No one could question Grohl’s grasp of rock history, but moments like this remind you that there is a slightly weightless, Lego Movie feel to his use of it. On the goofy and invigorating Farfisa organ-greased boogie rock “Make It Right,” this works to his advantage: It makes me think of Kid Rock, until it makes me think of Aerosmith’s “Last Child,” until it makes me think of KISS. “Hop on the train to nowhere, baby!” Grohl exhorts, forever unafraid of a t-shirt slogan, and Kurstin boosts the hi-hat until it sounds like it’s made from ten tons of iron. “The Sky Is a Neighborhood,” meanwhile, lands in some alt-rock uncanny valley between Eve 6’s “Inside Out” and “Where Is My Mind?”, a territory as nonsensical as the song title. But Grohl builds a big old rafter-raising chorus there anyway, and as it often does, his enthusiasm makes it go over. It’s all rock‘n’roll to him.
There are all kinds of guests floating by as usual: Alison Mosshart of the Kills guests on “The Sky Is a Neighborhood” and “La Dee Da.” Shawn Stockman, of Boyz II Men, harmonizes on “Sunday Rain.” Hell, Paul McCartney pops in to play drums on “The Line.” Grohl told Rolling Stone that Justin Timberlake dropped by the studio one day, but Timberlake remains uncredited, leaving us in the dark, since everyone on a Foo Fighters album sounds like Foo Fighters. That holds as true for Bob Mould, who appeared on 2011’s Wasting Light, as it does here for smooth jazz saxophonist Dave Koz, who turns up somewhere, entirely inaudibly, on “La Dee Da.”

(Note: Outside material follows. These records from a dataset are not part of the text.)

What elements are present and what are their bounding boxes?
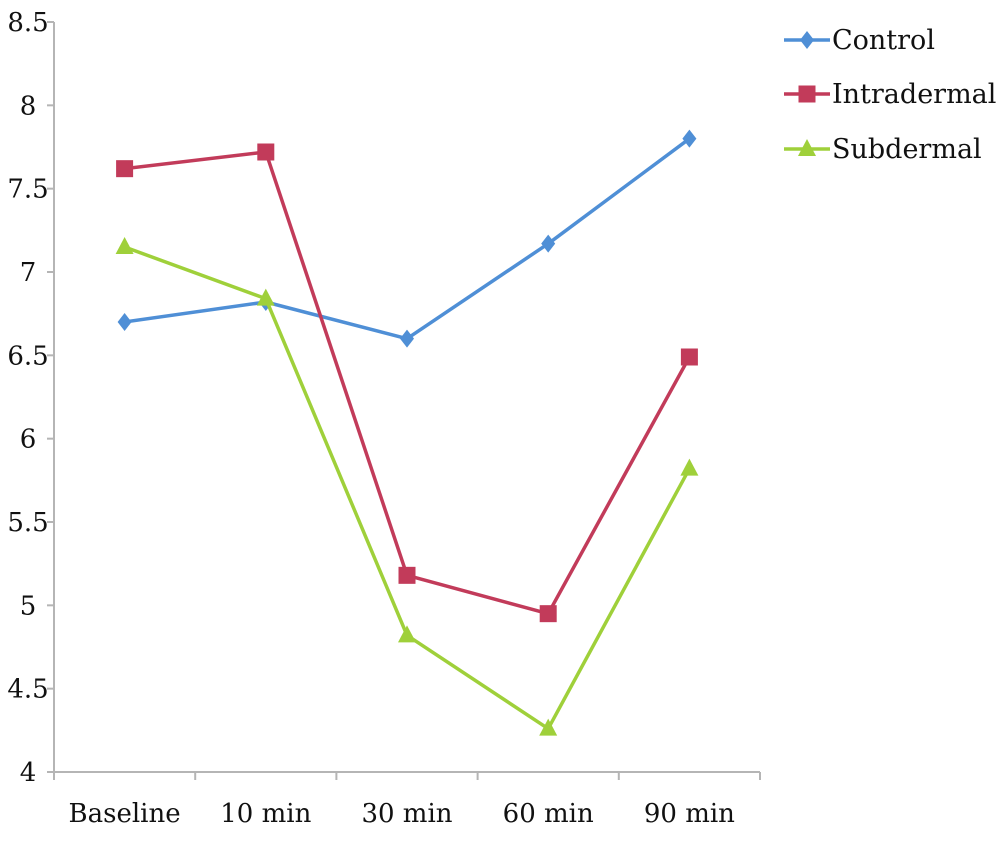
data-point-subdermal: [539, 718, 558, 736]
legend-item-intradermal: Intradermal: [784, 79, 996, 110]
series-subdermal: [115, 237, 699, 736]
series-control: [117, 129, 697, 348]
data-point-control: [400, 329, 414, 348]
data-point-intradermal: [680, 348, 698, 366]
x-tick-label: 10 min: [220, 799, 311, 829]
data-point-subdermal: [256, 288, 275, 306]
data-point-intradermal: [398, 566, 416, 584]
chart-axes: [53, 22, 760, 773]
y-tick-label: 5.5: [7, 508, 48, 538]
series-line-control: [124, 137, 691, 341]
legend-marker: [798, 139, 816, 156]
legend: Control Intradermal Subdermal: [784, 25, 996, 165]
y-tick-label: 4.5: [7, 675, 48, 705]
data-point-intradermal: [539, 605, 557, 623]
series-line-intradermal: [124, 150, 691, 616]
data-point-subdermal: [115, 237, 134, 254]
x-tick-label: 30 min: [361, 799, 452, 829]
y-tick-label: 4: [20, 758, 37, 788]
data-point-subdermal: [398, 625, 416, 643]
data-point-intradermal: [116, 160, 134, 178]
data-point-intradermal: [257, 143, 275, 161]
y-tick-label: 8.5: [7, 8, 48, 38]
data-point-control: [682, 129, 697, 148]
series-intradermal: [116, 143, 698, 623]
legend-marker: [798, 85, 816, 103]
y-tick-label: 8: [20, 91, 37, 121]
y-tick-label: 7.5: [7, 175, 48, 205]
y-tick-label: 6.5: [7, 341, 48, 371]
x-tick-label: Baseline: [69, 799, 181, 829]
series-layer: [115, 129, 699, 736]
legend-item-control: Control: [784, 25, 935, 56]
legend-label: Subdermal: [832, 134, 982, 165]
y-axis-ticks: 4 4.5 5 5.5 6 6.5 7 7.5 8 8.5: [7, 8, 54, 788]
y-tick-label: 6: [20, 425, 37, 455]
series-line-subdermal: [123, 245, 691, 731]
legend-label: Intradermal: [832, 79, 996, 110]
data-point-control: [117, 313, 132, 331]
y-tick-label: 5: [20, 591, 37, 621]
data-point-subdermal: [680, 458, 699, 476]
y-tick-label: 7: [20, 258, 37, 288]
legend-item-subdermal: Subdermal: [784, 134, 982, 165]
legend-label: Control: [832, 25, 935, 56]
legend-marker: [800, 31, 814, 49]
data-point-control: [541, 234, 556, 253]
x-axis-ticks: Baseline 10 min 30 min 60 min 90 min: [53, 772, 761, 829]
x-tick-label: 60 min: [503, 799, 594, 829]
x-tick-label: 90 min: [644, 799, 735, 829]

Grohl having fun is usually preferable to him flipping the chair around and getting serious, but there are some affecting moments on C&G. Years have belting and screaming have finally put a few notes of grain in his eternally boyish tenor, and on “Sunday Rain” his vocal take bears a startling resemblance to End of the Innocence-era Don Henley. “Happy Ever After (Hour Zero),” the album’s best song, is a real ballad, not the foot-dragging, somber face he usually pulls when he goes quiet. “There ain’t no superheroes now/They’re underground” he sings jauntily, over a little dancehall bounce. The song is wry, winsome, acidic; unlike most Foo Fighters songs, it sounds like one person wrote it to express a single, legible emotion, parceling out feeling in a beaker instead of from a bucket. Most miraculously, it fades out before any windmilling power chords can wreck the mood.
Rock music has had few ambassadors as affable and tireless as Grohl, and over twenty years on, it remains impossible to dislike the Foo Fighters. Enjoying them, is a spottier proposition, and loving them seems to be out of the question. There are boring Foo Fighters albums and pretty good ones; C&G is a pretty good one, and in two years there will probably be another. Grohl has spent his entire career arguing for rock music’s ability to transcend and change lives, but his own music sends a different, sadder message: Rock doesn’t have to be transcendent or life-changing at all, and all your fantasies can be rendered just as dull and workaday as the rest of your life.